From today’s New York Times, this lede:
SHE was Glinda in a sari. Early that morning, she had glided ethereally across the courtyard with her fellow healing goddesses, their feet bare, their flowing white garb edged in gold. The bird trills reverberated off the palace walls.
Please sit, she said prayerfully. Soon, thick warm sesame oil infused with medicinal herbs began to permeate my meager muslin thong. She breathed heavily, karate-chopping the oil with the edges of her hands. She gently pummeled me with poultices, hot bundles of herbs resembling bouquets garnis. In the background, I heard oil sizzling. I felt a strange compulsion to go fry myself in a wok.
Pummel me with poultices! Stay me with flagons! Gag me with a spoon! What on Lord Krishna’s blue earth is going on here?

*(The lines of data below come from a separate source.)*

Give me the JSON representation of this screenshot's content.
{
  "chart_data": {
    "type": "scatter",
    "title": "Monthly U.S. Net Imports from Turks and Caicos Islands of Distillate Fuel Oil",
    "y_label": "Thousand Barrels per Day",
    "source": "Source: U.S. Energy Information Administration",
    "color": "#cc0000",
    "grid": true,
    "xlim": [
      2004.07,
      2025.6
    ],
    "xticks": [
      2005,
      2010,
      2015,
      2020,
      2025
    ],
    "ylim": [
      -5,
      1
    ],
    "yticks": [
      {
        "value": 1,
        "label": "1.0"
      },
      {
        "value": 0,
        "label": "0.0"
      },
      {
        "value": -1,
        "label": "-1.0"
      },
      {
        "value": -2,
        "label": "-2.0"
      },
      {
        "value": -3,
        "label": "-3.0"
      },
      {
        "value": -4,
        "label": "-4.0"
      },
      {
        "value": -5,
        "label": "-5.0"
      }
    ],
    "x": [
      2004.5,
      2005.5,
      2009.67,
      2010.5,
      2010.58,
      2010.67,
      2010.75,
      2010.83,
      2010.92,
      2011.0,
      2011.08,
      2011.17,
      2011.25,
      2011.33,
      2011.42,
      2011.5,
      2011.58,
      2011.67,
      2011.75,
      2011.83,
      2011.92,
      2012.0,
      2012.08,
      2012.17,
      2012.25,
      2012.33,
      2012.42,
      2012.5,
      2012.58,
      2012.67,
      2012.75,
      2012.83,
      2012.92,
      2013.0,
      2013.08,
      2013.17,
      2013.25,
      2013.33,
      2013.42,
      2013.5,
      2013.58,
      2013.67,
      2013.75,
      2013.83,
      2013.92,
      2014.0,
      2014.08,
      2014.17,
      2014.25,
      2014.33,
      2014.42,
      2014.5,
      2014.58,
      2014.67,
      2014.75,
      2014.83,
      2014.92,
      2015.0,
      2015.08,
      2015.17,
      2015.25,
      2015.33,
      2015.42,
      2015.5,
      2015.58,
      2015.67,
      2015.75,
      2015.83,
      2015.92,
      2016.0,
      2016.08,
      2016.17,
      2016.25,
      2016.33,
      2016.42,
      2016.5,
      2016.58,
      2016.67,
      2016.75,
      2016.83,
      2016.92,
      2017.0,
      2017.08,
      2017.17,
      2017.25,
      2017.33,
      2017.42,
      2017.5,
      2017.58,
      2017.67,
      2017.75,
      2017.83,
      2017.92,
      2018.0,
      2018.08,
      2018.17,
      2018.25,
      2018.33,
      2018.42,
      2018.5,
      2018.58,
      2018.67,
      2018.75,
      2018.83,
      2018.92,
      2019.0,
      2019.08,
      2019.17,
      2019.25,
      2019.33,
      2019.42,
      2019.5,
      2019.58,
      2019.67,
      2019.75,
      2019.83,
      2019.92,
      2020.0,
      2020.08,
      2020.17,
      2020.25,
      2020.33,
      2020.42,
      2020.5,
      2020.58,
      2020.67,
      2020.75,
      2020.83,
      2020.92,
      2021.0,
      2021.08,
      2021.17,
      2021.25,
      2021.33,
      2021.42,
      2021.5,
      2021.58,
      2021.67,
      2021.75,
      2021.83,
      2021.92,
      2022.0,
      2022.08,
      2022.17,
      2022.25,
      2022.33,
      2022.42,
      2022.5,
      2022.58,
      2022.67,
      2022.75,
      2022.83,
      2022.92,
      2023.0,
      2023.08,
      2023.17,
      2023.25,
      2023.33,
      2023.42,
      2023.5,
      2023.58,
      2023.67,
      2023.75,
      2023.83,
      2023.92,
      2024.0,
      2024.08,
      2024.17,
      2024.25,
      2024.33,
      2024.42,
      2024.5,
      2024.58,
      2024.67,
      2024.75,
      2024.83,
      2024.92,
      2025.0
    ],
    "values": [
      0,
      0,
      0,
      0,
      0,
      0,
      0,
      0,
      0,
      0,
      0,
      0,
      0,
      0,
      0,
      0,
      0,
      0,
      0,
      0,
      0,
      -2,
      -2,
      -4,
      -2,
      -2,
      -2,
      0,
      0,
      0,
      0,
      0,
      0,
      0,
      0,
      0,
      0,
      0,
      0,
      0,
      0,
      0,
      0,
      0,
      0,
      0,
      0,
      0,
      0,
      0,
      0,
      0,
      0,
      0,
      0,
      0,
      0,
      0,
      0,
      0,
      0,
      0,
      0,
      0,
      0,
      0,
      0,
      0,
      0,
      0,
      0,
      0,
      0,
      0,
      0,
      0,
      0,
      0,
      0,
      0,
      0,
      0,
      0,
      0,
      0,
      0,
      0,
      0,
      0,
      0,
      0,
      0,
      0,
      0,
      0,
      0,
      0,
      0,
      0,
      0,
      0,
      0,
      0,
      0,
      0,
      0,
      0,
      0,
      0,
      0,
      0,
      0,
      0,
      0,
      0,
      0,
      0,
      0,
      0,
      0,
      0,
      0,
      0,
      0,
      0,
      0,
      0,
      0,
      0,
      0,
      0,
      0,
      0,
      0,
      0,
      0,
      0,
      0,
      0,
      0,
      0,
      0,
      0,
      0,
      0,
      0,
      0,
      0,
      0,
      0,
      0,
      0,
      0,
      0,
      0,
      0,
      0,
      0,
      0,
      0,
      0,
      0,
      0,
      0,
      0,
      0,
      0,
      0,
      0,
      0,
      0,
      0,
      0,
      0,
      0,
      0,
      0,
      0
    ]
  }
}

It’s just San Francisco-based writer Patricia Leigh Brown receiving treatment, for research purposes, at the Kalari Kovilakom Palace for Ayurveda in the hills of Palakkam, Kerala, where “ayurvedists — longevity-seekers who are already deeply into the present moment — come … to detoxify and purify with ayurvedic doctors, the new yogis, for whom mind, body and spirit have been fused for more than 3,000 years.”

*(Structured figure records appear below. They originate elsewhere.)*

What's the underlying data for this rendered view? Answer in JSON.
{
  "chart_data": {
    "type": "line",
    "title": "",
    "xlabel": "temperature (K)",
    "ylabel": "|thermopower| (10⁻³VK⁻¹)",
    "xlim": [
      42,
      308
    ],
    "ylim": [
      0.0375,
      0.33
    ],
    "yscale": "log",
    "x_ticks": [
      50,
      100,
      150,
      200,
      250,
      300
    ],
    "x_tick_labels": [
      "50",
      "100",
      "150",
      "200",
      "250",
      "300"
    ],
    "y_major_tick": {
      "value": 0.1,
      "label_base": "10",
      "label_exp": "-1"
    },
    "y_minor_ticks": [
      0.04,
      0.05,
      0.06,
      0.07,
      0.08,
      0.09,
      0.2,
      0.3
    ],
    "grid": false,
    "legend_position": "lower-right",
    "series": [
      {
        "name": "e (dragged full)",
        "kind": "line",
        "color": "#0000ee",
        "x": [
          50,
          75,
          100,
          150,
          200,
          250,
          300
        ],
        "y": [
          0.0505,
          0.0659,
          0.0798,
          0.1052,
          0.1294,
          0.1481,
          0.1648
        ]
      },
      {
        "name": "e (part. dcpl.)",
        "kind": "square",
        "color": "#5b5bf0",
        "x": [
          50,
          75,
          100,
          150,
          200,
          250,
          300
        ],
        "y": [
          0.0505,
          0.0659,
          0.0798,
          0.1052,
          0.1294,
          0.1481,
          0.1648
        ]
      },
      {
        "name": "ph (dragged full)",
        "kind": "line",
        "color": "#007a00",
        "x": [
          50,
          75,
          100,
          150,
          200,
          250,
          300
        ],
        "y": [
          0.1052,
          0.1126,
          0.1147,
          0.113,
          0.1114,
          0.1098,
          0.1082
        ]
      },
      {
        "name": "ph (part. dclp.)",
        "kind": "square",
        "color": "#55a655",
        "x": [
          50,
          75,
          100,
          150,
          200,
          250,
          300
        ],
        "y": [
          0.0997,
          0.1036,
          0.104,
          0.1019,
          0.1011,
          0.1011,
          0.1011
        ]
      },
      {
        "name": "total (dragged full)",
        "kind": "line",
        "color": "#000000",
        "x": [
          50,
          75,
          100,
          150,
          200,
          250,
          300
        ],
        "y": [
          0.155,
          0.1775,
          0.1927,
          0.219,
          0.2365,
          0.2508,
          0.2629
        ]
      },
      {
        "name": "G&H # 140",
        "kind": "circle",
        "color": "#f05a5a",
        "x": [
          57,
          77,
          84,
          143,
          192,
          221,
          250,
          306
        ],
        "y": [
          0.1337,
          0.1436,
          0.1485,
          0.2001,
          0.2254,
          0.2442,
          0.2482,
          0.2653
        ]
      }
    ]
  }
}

Exempted from the resort’s two-week minimum stay rule, Brown was able to pick and choose her treatments, avoiding the “stamina-challenging sequence of enemas” and secretly brewing Peet’s Coffee in her room.
The article is long, and not entirely as ridiculous as would appear from the opening. By the end, in fact, some interesting cultural analysis has crept in. En route, however, you get lines like “My spine was a cobra unfurling,” and the apparition in Brown’s mind, during treatment, of a vision of Dick Cheney. Surely that can’t be therapeutic.